At the public transport station, dozens of small and large transport vehicles were scattered, begging passengers heading to different areas of the capital.
It took more than half an hour to ship the small vehicle heading to the Halfaya Bridge, north of Bahri, although this takes only a few minutes in normal conditions and peak times.
Heavy security deployment
Among the most important observations of Al Jazeera Net, in the vicinity of the central station, is the heavy presence of military and security elements of different forces based on military uniforms.

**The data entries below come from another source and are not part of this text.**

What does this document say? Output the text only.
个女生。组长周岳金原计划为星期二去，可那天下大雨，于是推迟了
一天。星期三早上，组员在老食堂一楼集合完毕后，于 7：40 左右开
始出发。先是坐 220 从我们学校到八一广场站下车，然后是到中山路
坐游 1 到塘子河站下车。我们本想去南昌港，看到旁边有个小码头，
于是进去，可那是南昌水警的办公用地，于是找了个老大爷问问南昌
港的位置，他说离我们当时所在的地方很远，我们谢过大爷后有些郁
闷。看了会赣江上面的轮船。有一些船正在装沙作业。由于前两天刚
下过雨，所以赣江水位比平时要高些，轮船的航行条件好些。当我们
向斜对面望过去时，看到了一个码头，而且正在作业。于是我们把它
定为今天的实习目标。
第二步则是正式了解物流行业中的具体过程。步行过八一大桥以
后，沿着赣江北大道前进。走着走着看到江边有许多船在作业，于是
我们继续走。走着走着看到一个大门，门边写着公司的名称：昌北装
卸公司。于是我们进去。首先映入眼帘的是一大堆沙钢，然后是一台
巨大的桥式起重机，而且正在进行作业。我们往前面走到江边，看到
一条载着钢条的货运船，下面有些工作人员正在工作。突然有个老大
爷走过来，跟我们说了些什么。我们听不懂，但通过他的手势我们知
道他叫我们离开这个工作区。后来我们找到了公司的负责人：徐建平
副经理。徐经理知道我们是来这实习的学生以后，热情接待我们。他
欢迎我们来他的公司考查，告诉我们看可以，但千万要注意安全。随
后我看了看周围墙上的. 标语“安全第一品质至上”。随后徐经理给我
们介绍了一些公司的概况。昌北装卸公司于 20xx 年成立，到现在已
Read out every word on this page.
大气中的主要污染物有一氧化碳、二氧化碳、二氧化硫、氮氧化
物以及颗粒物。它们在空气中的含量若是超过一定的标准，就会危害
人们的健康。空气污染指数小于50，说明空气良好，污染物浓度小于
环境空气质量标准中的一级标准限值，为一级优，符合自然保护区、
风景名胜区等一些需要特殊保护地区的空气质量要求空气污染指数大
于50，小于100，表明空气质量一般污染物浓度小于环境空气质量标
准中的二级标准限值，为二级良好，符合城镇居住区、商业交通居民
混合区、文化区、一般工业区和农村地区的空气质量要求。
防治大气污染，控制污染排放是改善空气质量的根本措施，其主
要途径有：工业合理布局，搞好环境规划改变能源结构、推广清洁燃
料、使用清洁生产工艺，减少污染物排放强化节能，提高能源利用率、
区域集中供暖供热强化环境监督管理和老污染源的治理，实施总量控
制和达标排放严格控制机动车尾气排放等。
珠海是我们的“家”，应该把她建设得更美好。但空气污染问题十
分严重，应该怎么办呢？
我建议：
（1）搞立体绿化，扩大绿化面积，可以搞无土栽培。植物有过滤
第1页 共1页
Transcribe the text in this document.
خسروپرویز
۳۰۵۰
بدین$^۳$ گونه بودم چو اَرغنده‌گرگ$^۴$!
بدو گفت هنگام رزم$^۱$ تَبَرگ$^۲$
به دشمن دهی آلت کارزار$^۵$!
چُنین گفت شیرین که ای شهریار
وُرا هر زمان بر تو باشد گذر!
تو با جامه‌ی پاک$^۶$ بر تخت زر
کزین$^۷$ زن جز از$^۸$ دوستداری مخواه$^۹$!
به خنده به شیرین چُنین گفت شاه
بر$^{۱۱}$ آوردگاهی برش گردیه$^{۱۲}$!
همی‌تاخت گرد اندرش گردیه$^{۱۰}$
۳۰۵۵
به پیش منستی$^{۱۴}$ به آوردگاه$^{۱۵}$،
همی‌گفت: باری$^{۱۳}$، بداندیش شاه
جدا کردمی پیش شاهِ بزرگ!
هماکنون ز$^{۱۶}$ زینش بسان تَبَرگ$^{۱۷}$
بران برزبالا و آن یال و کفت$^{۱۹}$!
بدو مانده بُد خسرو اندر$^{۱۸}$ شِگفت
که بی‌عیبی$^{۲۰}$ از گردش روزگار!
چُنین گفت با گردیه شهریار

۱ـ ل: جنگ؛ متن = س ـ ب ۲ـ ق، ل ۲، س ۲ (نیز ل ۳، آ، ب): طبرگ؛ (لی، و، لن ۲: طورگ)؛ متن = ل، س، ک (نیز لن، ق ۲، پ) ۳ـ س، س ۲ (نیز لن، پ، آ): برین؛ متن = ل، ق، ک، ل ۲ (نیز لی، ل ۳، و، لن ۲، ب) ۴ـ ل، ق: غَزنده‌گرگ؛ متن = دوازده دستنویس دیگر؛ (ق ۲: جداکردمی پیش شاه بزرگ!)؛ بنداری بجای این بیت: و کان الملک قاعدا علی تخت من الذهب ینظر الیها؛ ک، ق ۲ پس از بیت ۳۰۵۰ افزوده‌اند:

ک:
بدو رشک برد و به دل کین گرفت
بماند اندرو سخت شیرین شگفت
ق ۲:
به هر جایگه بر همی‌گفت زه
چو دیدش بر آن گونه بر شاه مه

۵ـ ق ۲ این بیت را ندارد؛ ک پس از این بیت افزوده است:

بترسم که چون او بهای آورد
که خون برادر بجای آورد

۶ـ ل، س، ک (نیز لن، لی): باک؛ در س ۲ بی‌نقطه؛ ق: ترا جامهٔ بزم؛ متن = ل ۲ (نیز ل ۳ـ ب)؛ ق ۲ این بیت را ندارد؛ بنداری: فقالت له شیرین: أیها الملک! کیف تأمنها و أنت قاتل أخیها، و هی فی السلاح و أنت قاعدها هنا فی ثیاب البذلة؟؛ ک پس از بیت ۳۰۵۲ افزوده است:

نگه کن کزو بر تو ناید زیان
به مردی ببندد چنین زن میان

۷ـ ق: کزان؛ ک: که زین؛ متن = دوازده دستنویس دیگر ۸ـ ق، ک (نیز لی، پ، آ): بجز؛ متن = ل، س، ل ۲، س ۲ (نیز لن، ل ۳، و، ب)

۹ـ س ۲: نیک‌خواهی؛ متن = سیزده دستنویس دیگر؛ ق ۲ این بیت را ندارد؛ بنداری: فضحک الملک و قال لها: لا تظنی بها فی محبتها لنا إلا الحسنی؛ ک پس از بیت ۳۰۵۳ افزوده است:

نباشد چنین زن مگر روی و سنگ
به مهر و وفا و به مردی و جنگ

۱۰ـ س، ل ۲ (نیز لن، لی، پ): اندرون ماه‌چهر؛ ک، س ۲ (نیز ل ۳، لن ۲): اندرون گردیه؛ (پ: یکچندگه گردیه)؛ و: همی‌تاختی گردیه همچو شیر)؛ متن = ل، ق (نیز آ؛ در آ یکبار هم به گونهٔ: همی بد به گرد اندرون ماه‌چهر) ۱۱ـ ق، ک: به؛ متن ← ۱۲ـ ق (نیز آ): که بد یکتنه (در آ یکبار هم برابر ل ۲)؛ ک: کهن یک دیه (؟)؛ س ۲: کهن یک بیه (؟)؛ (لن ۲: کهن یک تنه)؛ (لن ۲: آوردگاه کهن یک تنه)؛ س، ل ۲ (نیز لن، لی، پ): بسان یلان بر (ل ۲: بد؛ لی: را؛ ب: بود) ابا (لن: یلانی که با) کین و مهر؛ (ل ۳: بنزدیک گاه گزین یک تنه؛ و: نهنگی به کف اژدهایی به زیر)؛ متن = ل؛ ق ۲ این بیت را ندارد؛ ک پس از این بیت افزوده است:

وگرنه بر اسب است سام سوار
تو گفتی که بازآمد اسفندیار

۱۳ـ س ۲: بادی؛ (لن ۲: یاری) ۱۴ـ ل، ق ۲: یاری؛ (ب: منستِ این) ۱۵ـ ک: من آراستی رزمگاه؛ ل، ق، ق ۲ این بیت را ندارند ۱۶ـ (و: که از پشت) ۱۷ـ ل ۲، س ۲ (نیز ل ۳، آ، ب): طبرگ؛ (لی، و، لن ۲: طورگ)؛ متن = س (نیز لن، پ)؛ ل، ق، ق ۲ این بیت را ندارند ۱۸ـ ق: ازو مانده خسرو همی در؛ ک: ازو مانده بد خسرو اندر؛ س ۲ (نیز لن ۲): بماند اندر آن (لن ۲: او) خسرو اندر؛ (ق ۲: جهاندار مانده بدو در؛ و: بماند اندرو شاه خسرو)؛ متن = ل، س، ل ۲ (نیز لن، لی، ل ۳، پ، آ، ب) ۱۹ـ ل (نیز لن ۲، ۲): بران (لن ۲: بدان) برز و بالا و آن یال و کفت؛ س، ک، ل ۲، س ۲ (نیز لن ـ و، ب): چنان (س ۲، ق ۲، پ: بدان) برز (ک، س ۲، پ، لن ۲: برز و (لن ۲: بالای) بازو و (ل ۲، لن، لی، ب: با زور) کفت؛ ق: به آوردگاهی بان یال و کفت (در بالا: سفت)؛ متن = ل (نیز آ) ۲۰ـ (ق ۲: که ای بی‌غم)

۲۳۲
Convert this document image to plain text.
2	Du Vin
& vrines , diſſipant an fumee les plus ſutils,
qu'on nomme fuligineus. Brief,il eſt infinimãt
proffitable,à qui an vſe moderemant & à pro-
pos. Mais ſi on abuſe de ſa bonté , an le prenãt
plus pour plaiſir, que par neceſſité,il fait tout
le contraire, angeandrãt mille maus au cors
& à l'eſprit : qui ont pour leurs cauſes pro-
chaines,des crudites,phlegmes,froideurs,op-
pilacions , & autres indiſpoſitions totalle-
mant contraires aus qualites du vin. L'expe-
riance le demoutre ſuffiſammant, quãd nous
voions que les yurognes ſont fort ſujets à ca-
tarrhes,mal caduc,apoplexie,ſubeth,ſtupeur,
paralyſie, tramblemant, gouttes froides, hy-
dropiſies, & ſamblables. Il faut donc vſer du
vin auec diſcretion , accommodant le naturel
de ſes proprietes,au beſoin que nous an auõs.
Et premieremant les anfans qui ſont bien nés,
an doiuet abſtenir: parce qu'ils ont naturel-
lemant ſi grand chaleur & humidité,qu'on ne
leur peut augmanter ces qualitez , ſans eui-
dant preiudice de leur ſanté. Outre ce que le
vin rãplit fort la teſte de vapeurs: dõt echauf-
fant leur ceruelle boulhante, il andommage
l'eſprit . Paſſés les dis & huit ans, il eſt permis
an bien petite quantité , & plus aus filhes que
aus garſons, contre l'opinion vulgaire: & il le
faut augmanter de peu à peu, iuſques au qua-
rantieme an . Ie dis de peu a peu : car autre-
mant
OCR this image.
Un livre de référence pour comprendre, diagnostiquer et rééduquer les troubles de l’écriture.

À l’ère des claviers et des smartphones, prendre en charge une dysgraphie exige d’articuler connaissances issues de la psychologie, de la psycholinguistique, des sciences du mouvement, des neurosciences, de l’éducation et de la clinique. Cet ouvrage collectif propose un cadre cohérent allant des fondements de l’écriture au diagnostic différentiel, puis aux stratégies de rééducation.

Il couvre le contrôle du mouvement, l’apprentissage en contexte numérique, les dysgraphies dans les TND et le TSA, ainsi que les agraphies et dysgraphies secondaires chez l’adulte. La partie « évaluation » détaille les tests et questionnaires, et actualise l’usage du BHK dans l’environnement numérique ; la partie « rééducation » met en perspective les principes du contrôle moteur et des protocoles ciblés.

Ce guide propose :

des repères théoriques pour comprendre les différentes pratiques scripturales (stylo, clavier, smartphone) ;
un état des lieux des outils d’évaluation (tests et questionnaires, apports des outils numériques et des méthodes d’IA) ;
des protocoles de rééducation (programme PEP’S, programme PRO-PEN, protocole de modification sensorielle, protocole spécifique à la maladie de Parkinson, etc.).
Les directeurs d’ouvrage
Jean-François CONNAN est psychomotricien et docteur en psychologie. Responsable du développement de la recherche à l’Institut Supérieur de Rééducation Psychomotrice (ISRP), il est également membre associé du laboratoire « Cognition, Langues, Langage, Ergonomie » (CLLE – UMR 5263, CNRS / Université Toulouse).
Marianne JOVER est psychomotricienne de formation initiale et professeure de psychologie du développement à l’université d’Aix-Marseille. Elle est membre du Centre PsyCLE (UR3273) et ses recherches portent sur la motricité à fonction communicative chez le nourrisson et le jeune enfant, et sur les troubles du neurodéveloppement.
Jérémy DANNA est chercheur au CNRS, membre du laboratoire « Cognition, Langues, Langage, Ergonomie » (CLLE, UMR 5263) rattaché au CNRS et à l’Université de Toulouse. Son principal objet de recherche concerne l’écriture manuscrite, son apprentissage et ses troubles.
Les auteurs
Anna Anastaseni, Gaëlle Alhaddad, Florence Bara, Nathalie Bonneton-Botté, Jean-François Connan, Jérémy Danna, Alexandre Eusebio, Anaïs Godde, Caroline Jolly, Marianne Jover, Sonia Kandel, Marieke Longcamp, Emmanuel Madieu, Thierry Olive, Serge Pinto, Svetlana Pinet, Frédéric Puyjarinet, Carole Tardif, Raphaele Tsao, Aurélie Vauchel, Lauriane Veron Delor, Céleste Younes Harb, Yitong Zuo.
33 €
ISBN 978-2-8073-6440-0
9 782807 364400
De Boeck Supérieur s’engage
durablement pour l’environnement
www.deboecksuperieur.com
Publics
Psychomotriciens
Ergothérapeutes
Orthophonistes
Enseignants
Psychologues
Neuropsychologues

Four-wheel drive vehicles carrying security personnel spread, usually waving sticks and batons, hitting the roofs of cars with their sticks or the butts of their weapons, or just shouting loud cries that seem to be the source of the pride in the military’s extension of their control over the reins of power.
Some of these small vehicles led a column of bulldozers and large trucks responsible for removing barricades on the main streets, especially near the area of the “Saad Qishra” market, one of the largest commercial markets in the country.
The food trader in the sea market, Muhammad Fadl Al-Mawla (44 years), complained of a great stagnation in the movement of buying and selling, and he admitted that there is a shortage in the provision of most goods due to the difficulties caused by the movement of goods transport vehicles in the past days.
He spoke to Al Jazeera Net about the rise in the prices of food products and commodities in exchange for a decrease in other prices, especially sugar, expecting a decline in most commodity prices with the end of the crisis of closing the ports of eastern Sudan.
In a hint of what is to come, Muhammad Khader, 24, a member of the Resistance Committees, told Al Jazeera that they would not back down from escalation and erecting barricades, especially with the approach of the October 30 marches against the military coup, as he described it.
In turn, Maryam Mohieldin, 29, an employee of a commercial bank, told Al Jazeera Net that she would not return to work before the vision was cleared and she knew where the stampede battle between the army and the protesters would go, next Saturday.